We have two scalar CLR Regex functions in T-SQL, one for identifying a match (util.uf_RegexIsMatch), and the other for finding all matches first and then doing a replacement (util.uf_RegexReplace). A colleague of mine recently brought to my attention a counter-intuitive test result: when applied on a table of a half million normal VARCHAR records, util.uf_RegexIsMatch ran 3 times slower than util.uf_RegexReplace and consistently. That was very surprising. Without knowing exactly how the two Regex functions are implemented in .Net, intuitively IsMatch is doing less work than Replace, and so we were expecting the other way around and if not 3 times fasters, at least as fast, which was proven to be the case when doing comparison tests in C#.
It did not make sense. So I started a little investigation. I made sure the query plans were all right: simple table scan and after repeated runs, all the data was in the cache (SET STATISTICS IO ON showed no physical reads and only logical reads and they were the same for both). That meant both had the same IO cost and the only difference must have been in the functions themselves. Then, I looked at the CREATE FUNCTION syntax and noticed that the input parameter for util.uf_RegexIsMatch was of type NVARCHAR(MAX) and that for util.uf_RegexReplace NVARCHAR(4000). I knew the type had to be a Unicode type because that is required by all CLR objects.

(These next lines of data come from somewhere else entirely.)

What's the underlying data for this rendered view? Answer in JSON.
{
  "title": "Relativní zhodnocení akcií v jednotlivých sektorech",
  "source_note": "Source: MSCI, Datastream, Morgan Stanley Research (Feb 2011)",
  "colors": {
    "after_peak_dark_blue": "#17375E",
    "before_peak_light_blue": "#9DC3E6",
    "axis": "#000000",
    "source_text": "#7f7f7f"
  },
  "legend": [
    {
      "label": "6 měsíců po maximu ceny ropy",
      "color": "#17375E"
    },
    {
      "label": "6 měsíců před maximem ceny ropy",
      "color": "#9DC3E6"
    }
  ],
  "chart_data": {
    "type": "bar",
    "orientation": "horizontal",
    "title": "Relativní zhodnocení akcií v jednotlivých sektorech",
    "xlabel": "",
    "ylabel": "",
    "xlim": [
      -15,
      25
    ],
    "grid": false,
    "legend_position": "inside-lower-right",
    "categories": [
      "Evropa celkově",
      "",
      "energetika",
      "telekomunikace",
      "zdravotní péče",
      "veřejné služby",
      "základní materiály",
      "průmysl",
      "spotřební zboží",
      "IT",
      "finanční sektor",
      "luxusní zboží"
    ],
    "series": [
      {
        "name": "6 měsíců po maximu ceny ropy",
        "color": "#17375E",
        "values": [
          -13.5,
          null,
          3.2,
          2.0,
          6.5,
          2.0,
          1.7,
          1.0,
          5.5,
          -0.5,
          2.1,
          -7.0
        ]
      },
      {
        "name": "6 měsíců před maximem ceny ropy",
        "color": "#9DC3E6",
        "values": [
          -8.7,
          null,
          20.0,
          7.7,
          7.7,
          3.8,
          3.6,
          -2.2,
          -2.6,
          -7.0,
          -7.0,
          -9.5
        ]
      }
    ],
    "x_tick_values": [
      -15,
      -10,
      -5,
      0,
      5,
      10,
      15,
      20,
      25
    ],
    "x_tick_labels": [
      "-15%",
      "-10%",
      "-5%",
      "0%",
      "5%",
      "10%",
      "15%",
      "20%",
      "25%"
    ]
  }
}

But could the MAX have been the cause? It was hard to believe but I decided to give it a try. I recreated the function util.uf_RegexIsMatch by using NVARCHAR(4000) for the input parameter, and re-ran the tests. Whala! The comparison went to the right direction. Also as a curiosity, making both input parameters of the same type of NVARCHAR(MAX) had the same expected and obviously slower comparison result.
In our case, we do not really need MAX, or even 4000 because the column in the table to feed the input parameters of the functions is only VARCHAR(50). I played with other numbers smaller than 4000 for the variable-length and found that made no performance difference as compared to 4000, so we standardized on NVARCHAR(4000) for the two functions. And they will be our default functions used in production. If necessary, we can create their counterparts with NVARCHAR(MAX) to handle special cases.
Is the above just a special and isolated case or does it have general validity?
Further investigation has shown that MAX in general has negative performance impact not only on CLR functions, but also T-SQL user defined functions. I suspect it is also true for stored procedures. In addition, it is true even for ad hoc query batches, which can be simulated by comparing the following two simple batches. Be sure to check "Discard results after executive" in your SSMS options so that no display will contaminate the test.
Note that a number after GO tells the query processor to execute the batch that many times.
---- Batch 1: normal variable-length variable
GO 50000
---- Batch 2: MAX
GO 50000

On my notebook running XP and SQL Server 2008 (Katmai) CTE, Batch 1 completes in 12 secs and Batch 2 completes in 16 secs, consistently. That is a difference of over 30%!

In conclusion, the flexibility that comes with MAX is not free. The difference in performance from using the normal variable-length counterpart can be unexpectedly huge. We need to evaluate each situation to really justify its use and even in that case, we may be better off creating two versions of the objects (functions, stored procedures), one for handling the normal production scenarios and the other for the special cases. I personally would like to study and know more about how SQL OS allocates and de-allocate memory for MAX variables to understand the range of differences in performances.